私が法律相談を受ける事件の中で、交通事故に関するものの比率は大変多いです。北海道という場所柄から、とりわけ、雪が多い季節は、小さな物損事故も含め、相談件数が増えるという印象を持っています。
「車対車」の交通事故の場合、両当事者が任意保険に加入しているならば、保険会社同士でいわゆる示談による解決がなされることも、多いのですが、一方当事者が、任意保険に加入していない場合、そして、場合によっては、自賠責保険にも加入していない場合には、示談交渉や賠償金請求の局面で、難儀される方も多いです。また、最近増えている「自転車対人」の事故や「車対車」の事故でも加害者の方に100%の過失がある場合等には、保険会社に交渉を任せることができない場合があります。

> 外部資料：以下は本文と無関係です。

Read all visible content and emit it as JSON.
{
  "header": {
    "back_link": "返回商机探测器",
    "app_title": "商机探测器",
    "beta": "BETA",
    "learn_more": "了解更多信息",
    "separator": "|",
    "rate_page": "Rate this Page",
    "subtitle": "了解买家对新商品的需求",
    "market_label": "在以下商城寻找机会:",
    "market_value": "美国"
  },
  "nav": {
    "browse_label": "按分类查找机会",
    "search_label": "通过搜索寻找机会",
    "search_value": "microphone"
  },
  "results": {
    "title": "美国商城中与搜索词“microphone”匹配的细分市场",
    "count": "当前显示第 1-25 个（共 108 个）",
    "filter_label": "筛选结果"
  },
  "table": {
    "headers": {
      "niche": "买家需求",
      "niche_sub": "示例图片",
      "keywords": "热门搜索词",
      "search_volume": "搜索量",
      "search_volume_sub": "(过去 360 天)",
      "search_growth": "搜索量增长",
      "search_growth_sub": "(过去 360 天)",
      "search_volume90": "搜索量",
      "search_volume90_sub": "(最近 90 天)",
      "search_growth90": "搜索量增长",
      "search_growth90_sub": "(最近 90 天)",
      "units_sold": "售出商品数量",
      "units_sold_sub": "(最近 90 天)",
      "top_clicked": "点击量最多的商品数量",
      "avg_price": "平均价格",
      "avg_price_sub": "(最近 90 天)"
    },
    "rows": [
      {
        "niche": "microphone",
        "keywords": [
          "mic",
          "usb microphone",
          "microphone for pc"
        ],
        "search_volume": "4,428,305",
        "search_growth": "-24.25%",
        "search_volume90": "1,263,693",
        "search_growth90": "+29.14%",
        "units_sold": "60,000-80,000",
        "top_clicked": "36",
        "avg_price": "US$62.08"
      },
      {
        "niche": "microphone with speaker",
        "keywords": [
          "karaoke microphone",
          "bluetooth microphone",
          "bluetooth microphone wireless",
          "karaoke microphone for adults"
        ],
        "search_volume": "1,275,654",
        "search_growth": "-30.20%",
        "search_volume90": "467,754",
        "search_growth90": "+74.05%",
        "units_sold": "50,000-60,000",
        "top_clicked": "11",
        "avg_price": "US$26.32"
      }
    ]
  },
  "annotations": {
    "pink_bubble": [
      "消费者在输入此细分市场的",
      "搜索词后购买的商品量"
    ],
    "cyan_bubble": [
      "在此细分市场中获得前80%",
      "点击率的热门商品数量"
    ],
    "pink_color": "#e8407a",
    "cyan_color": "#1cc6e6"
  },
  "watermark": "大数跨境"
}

このような場合に、あなたが「弁護士費用特約」に加入していると、一定の制限はありますが、保険会社が弁護士費用を払ってくれ、あなたが委任した弁護士が事件を解決してくれます。なお、保険会社に弁護士を紹介してもらうことも可能ですし、御自身で選んだ弁護士でもかまわないのです。

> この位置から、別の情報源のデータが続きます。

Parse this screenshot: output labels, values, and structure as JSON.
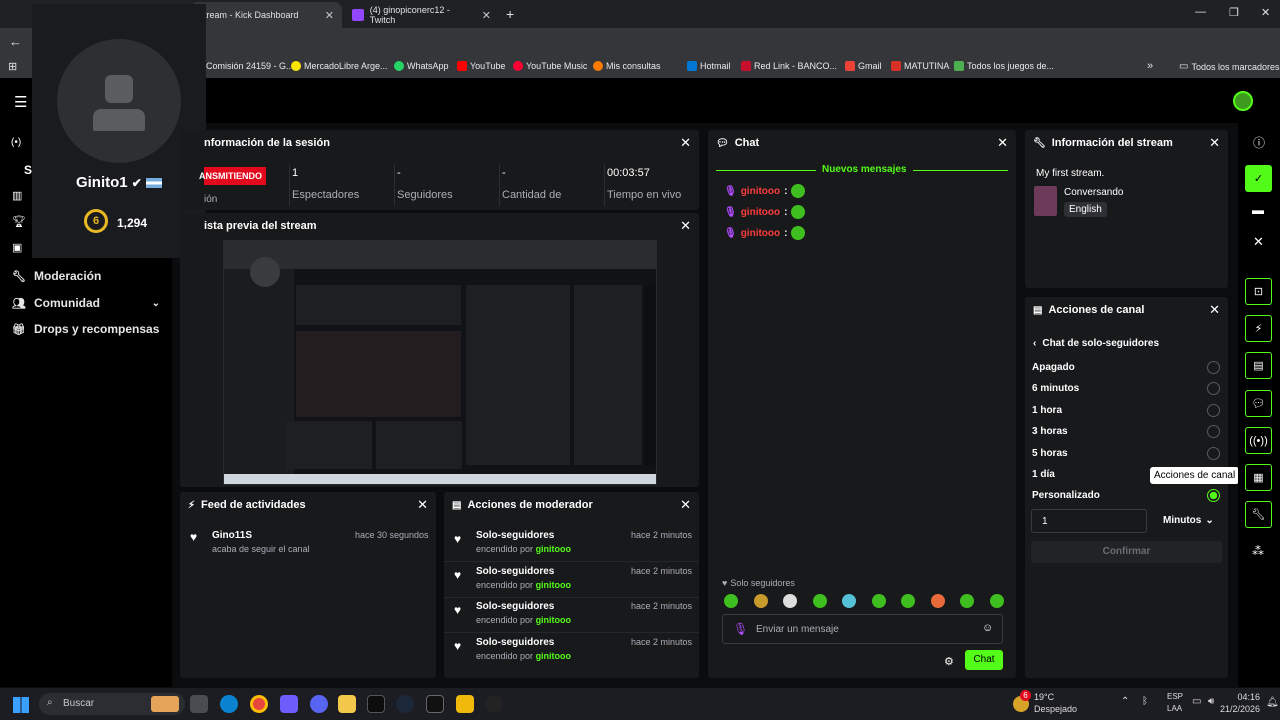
{
  "browser": {
    "tabs": [
      {
        "label": "Stream - Kick Dashboard"
      },
      {
        "label": "(4) ginopiconerc12 - Twitch"
      }
    ],
    "url": "am",
    "bookmarks": [
      "Comisión 24159 - G...",
      "MercadoLibre Arge...",
      "WhatsApp",
      "YouTube",
      "YouTube Music",
      "Mis consultas",
      "Hotmail",
      "Red Link - BANCO...",
      "Gmail",
      "MATUTINA",
      "Todos los juegos de..."
    ],
    "all_bookmarks": "Todos los marcadores"
  },
  "profile": {
    "name": "Ginito1",
    "level": "6",
    "points": "1,294"
  },
  "leftnav": {
    "items": [
      "S",
      "Moderación",
      "Comunidad",
      "Drops y recompensas"
    ]
  },
  "session": {
    "title": "nformación de la sesión",
    "status": "ANSMITIENDO",
    "sub": "ión",
    "stats": [
      {
        "value": "1",
        "label": "Espectadores"
      },
      {
        "value": "-",
        "label": "Seguidores"
      },
      {
        "value": "-",
        "label": "Cantidad de"
      },
      {
        "value": "00:03:57",
        "label": "Tiempo en vivo"
      }
    ]
  },
  "preview": {
    "title": "ista previa del stream"
  },
  "chat": {
    "title": "Chat",
    "new_messages": "Nuevos mensajes",
    "messages": [
      {
        "user": "ginitooo"
      },
      {
        "user": "ginitooo"
      },
      {
        "user": "ginitooo"
      }
    ],
    "mode": "Solo seguidores",
    "placeholder": "Enviar un mensaje",
    "send": "Chat"
  },
  "stream_info": {
    "title": "Información del stream",
    "stream_title": "My first stream.",
    "category": "Conversando",
    "language": "English"
  },
  "channel_actions": {
    "title": "Acciones de canal",
    "subtitle": "Chat de solo-seguidores",
    "options": [
      "Apagado",
      "6 minutos",
      "1 hora",
      "3 horas",
      "5 horas",
      "1 día",
      "Personalizado"
    ],
    "selected": "Personalizado",
    "input_value": "1",
    "unit": "Minutos",
    "confirm": "Confirmar",
    "tooltip": "Acciones de canal"
  },
  "feed": {
    "title": "Feed de actividades",
    "items": [
      {
        "user": "Gino11S",
        "time": "hace 30 segundos",
        "text": "acaba de seguir el canal"
      }
    ]
  },
  "mod_actions": {
    "title": "Acciones de moderador",
    "items": [
      {
        "title": "Solo-seguidores",
        "by": "encendido por",
        "user": "ginitooo",
        "time": "hace 2 minutos"
      },
      {
        "title": "Solo-seguidores",
        "by": "encendido por",
        "user": "ginitooo",
        "time": "hace 2 minutos"
      },
      {
        "title": "Solo-seguidores",
        "by": "encendido por",
        "user": "ginitooo",
        "time": "hace 2 minutos"
      },
      {
        "title": "Solo-seguidores",
        "by": "encendido por",
        "user": "ginitooo",
        "time": "hace 2 minutos"
      }
    ]
  },
  "taskbar": {
    "search": "Buscar",
    "temp": "19°C",
    "weather": "Despejado",
    "lang1": "ESP",
    "lang2": "LAA",
    "time": "04:16",
    "date": "21/2/2026",
    "badge": "6"
  },
  "colors": {
    "accent": "#53fc18",
    "live": "#e3091c",
    "bg": "#0b0c0e",
    "panel": "#18191b"
  }
}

例えば小さな物損事故でも、過失割合が争われる場合等には、示談がまとまらないことも多く、裁判を起こし、裁判所に過失割合を認定してもらうことが多々あります。
しかし、御自身で弁護士に委任して、弁護士費用を支払うということになると、小さな物損事故では、弁護士費用の方が、獲得できる賠償金よりも多額になることが予測できるため、なかなか裁判に踏み切るという判断ができないものです。

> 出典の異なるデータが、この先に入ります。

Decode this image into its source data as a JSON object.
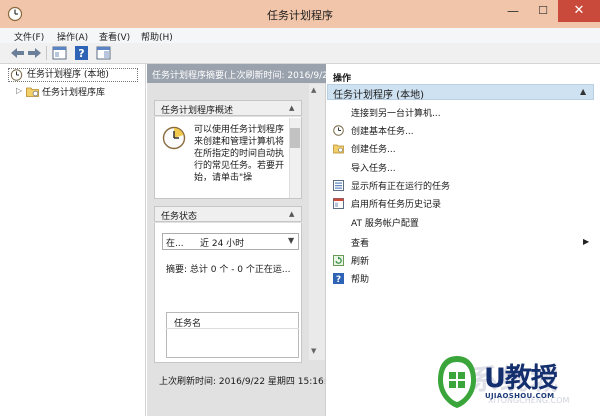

弁護士費用特約に加入していれば、裁判を起こす費用のことも心配しなくて良いですし、御自身で相手方当事者加入の保険会社や相手方当事者自身と交渉をするという憂鬱な作業からも解放されます。
病気になった場合には、健康保険という制度で、大半を国の負担でお医者さんを利用できるのですが、交通事故等の紛争に巻き込まれた場合に、それを解決するための弁護士費用は基本的に御自身で負担する必要があります。
生命保険等も、病気や事故に対する備えとして有効な手段ですが、今後は、(車を運転する方は特に、)紛争に対する備えとして弁護士費用特約に加入しておきましょう。そして、まずは、御自身の任意保険の証書を確認され、弁護士費用特約がついているか、ついている場合は、どのような時につかえるか、を確認しておきましょう。
弁護士費用特約は、最近、種類が増えており、自動車事故専用のものと、自動車事故のみならず、日常生活における事故全般を対象とするものがあります。
備えあれば、憂いなし、とまで言えるかどうかは別ですが、事件が起こった時に、費用のことを気にせずに、弁護士に相談・依頼ができるということは大きな安心を生むと考えています。